Their first success since a 1-0 win at fellow strugglers Hamburger SV last December was not in itself enough to lift the South West's biggest club off the foot of the standings, but it did move them significantly closer to the rest of the pack in what is developing into a wide-open relegation dogfight involving up to eight clubs.
Hosts overcome pressure
Amidst the understandable expressions of jubilation and sheer relief, Huub Stevens remained true to his reputation as the 'Kerkrade grumbler,' laconically noting, “It's three points, nothing less and nothing more, either.” The veteran Dutch coach has seen it all before. Indeed, he hauled Stuttgart clear of a similarly precarious situation only last season and far from regarding the team's second home win of the entire campaign as an instant panacea, he asserted that his charges still have a serious psychological block to contend with as well.
For the first hour against Frankfurt, it was all too evident. The hosts' hesitant and insipid performance received its due when Haris Seferovic put Eintracht in front early in the second half, leaving Stevens to reflect on “the effect pressure has on people, how nervous and hectic it makes them.” This time, however, the players rose to the challenge with aplomb, with a rapid-fire brace from Daniel Ginczek turning the contest on its head before Alexandru Maxim made the points safe with ten minutes to go. A strong finish after coming from behind - in the end, the game panned out as a microcosm of the club's ideal end-of-season scenario.
'Just one small step'
It also added traction to the recent executive-level avowal of support for Stevens, following weeks of mounting speculation as to his prospects of seeing out the campaign - something about which the coach himself had not hesitated to voice his irritation. “We're happy, we were all desperate to win again,” sporting director Robin Dutt admitted. Two-goal hero Ginczek acknowledged the result was “a huge weight off my chest,” but concurred with Stevens' down-to-earth analysis that, “it's only one small step.”
Dutt, at any rate, was relieved not to be answering questions about the coach for the first time in weeks, beyond confirming he was “utterly convinced” Stevens is the right man for the job. More generally, he stressed that the club had maintained “the right strategy: calm, collected and objective,” throughout a particularly trying spell. It is, of course, far from over yet. VfB president Bernd Wahler conceded that “we obviously need to have the necessary paperwork in place to apply for a Bundesliga 2 licence,” a potential scenario which they would “survive, but it would certainly mark the start of something new.”

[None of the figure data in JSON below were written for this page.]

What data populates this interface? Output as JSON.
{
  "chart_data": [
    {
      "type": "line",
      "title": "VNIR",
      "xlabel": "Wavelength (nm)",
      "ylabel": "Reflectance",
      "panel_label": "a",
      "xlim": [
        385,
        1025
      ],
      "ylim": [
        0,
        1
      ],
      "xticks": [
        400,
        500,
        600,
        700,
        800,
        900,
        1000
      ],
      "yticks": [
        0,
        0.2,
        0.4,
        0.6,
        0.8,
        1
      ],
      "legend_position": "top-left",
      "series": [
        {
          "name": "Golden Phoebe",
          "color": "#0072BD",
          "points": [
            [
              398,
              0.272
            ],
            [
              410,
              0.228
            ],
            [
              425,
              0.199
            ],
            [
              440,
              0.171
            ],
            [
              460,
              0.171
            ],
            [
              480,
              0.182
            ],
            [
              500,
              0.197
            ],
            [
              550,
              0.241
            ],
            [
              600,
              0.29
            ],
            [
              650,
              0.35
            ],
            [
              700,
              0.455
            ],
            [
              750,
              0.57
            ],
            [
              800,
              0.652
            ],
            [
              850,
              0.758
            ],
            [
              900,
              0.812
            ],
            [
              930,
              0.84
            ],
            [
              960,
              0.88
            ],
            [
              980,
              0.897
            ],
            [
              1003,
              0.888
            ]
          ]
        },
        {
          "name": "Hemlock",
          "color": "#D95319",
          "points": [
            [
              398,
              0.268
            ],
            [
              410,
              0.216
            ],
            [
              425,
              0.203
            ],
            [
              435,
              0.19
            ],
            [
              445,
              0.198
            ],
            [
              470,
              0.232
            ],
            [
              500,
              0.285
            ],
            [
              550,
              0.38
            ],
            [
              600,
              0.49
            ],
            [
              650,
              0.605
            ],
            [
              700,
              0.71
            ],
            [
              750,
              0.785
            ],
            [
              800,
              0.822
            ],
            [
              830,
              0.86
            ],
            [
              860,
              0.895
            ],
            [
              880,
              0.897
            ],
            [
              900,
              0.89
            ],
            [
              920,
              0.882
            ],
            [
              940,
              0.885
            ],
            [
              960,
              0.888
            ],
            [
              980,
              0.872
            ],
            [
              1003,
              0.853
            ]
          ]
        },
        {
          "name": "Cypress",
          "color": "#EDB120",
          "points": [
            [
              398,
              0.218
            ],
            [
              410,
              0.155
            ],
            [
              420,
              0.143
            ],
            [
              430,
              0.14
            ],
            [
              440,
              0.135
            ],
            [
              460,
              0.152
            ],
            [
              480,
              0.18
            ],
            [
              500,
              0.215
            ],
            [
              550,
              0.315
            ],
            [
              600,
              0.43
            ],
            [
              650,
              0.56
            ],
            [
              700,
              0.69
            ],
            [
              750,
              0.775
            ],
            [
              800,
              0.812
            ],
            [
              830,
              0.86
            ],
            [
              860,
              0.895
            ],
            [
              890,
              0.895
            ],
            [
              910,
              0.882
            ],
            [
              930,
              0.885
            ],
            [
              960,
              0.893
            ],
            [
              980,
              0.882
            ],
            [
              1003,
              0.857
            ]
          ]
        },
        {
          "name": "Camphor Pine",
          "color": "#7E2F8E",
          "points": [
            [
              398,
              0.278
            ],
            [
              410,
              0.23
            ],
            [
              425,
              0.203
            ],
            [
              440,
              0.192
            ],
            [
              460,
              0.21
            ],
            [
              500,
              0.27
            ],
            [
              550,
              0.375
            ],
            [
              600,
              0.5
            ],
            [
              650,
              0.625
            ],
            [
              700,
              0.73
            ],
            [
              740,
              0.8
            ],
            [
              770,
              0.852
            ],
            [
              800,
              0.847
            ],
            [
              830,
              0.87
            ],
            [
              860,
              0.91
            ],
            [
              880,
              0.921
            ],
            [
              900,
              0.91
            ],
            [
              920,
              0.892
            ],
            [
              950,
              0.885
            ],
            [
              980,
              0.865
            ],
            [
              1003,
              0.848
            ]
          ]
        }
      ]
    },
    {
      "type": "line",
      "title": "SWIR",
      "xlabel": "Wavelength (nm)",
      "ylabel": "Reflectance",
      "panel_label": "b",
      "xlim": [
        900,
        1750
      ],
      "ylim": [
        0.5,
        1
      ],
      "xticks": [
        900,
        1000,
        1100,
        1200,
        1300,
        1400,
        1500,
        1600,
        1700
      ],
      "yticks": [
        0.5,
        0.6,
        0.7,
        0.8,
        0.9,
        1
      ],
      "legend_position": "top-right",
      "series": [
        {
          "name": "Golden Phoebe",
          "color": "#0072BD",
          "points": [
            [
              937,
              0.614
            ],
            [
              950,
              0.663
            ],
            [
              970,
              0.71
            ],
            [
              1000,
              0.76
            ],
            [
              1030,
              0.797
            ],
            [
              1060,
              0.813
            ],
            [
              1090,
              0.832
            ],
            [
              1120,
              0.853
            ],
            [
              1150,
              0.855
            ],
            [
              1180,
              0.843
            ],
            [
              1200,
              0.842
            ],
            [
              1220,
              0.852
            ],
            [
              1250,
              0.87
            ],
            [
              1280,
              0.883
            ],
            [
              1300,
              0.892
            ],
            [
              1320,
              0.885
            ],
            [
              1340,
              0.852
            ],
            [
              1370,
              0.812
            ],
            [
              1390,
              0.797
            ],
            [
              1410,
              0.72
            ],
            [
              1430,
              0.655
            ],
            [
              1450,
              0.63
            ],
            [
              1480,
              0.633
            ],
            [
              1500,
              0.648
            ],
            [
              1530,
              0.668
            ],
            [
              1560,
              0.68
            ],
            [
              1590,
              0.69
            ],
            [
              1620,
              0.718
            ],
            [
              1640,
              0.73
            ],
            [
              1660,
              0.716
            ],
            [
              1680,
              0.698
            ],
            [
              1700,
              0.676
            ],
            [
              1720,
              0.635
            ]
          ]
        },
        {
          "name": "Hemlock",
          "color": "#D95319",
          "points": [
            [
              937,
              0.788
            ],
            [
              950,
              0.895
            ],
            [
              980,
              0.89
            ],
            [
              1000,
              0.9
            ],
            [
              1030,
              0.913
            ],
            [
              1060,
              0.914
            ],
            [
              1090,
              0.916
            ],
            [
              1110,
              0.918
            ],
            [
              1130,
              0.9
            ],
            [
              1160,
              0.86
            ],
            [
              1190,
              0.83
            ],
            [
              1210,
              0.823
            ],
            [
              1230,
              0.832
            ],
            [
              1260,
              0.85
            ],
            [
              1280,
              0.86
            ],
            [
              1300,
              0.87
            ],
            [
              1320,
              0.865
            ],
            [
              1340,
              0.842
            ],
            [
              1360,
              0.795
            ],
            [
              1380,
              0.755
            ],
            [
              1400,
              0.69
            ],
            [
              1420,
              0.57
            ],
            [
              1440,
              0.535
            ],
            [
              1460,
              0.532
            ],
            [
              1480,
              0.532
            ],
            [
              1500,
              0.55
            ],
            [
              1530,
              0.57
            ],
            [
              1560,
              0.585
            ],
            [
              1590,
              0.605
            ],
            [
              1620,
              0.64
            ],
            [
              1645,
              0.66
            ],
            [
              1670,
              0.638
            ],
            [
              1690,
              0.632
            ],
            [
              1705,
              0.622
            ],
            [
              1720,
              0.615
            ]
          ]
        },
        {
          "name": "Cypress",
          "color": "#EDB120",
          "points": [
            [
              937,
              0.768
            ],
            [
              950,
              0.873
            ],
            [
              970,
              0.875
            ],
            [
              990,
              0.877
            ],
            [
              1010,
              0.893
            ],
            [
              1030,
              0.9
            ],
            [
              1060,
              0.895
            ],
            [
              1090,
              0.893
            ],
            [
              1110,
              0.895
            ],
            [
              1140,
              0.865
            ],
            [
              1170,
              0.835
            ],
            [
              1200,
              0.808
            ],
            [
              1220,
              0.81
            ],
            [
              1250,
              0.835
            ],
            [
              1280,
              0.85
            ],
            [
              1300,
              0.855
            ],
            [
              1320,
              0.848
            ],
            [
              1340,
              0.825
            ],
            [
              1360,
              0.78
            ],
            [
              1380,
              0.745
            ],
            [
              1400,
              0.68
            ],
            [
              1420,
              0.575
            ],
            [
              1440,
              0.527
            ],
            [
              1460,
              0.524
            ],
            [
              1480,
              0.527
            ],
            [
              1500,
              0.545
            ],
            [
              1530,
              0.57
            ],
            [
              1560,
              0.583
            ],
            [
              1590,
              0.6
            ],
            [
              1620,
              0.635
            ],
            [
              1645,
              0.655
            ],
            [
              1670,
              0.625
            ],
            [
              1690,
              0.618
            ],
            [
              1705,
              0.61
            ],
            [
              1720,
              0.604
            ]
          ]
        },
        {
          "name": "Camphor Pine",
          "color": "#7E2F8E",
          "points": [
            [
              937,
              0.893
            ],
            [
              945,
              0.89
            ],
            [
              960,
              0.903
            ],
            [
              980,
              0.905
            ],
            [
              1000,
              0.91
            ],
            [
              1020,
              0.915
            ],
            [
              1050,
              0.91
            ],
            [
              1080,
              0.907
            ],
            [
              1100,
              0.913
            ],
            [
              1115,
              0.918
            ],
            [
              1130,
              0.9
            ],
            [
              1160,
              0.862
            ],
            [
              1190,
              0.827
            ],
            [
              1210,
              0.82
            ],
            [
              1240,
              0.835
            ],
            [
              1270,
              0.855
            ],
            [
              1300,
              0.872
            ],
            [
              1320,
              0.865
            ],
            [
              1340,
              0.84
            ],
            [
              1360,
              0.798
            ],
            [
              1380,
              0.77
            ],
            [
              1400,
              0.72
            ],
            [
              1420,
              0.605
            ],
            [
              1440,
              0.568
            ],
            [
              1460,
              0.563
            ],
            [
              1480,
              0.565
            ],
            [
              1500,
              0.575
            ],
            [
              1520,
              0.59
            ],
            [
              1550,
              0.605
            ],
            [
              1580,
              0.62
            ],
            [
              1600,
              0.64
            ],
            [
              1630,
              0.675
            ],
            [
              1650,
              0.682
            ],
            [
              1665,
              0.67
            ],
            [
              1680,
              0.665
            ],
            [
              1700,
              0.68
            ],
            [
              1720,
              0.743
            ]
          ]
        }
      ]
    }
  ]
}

That remains a worse-case prognosis for the time being, with Stevens unequivocally entrusted with the task of extricating Stuttgart from their downward spiral for the second year running. The win against Frankfurt was a vital morale-booster for the team heading into the international break.
Coming out the other side of it, they face a tough schedule with a trip to second-place VfL Wolfsburg followed by games against UEFA Europa League aspirants Werder Bremen and FC Augsburg. A handy haul of points from those three encounters might leave even Stevens relatively content for the interim.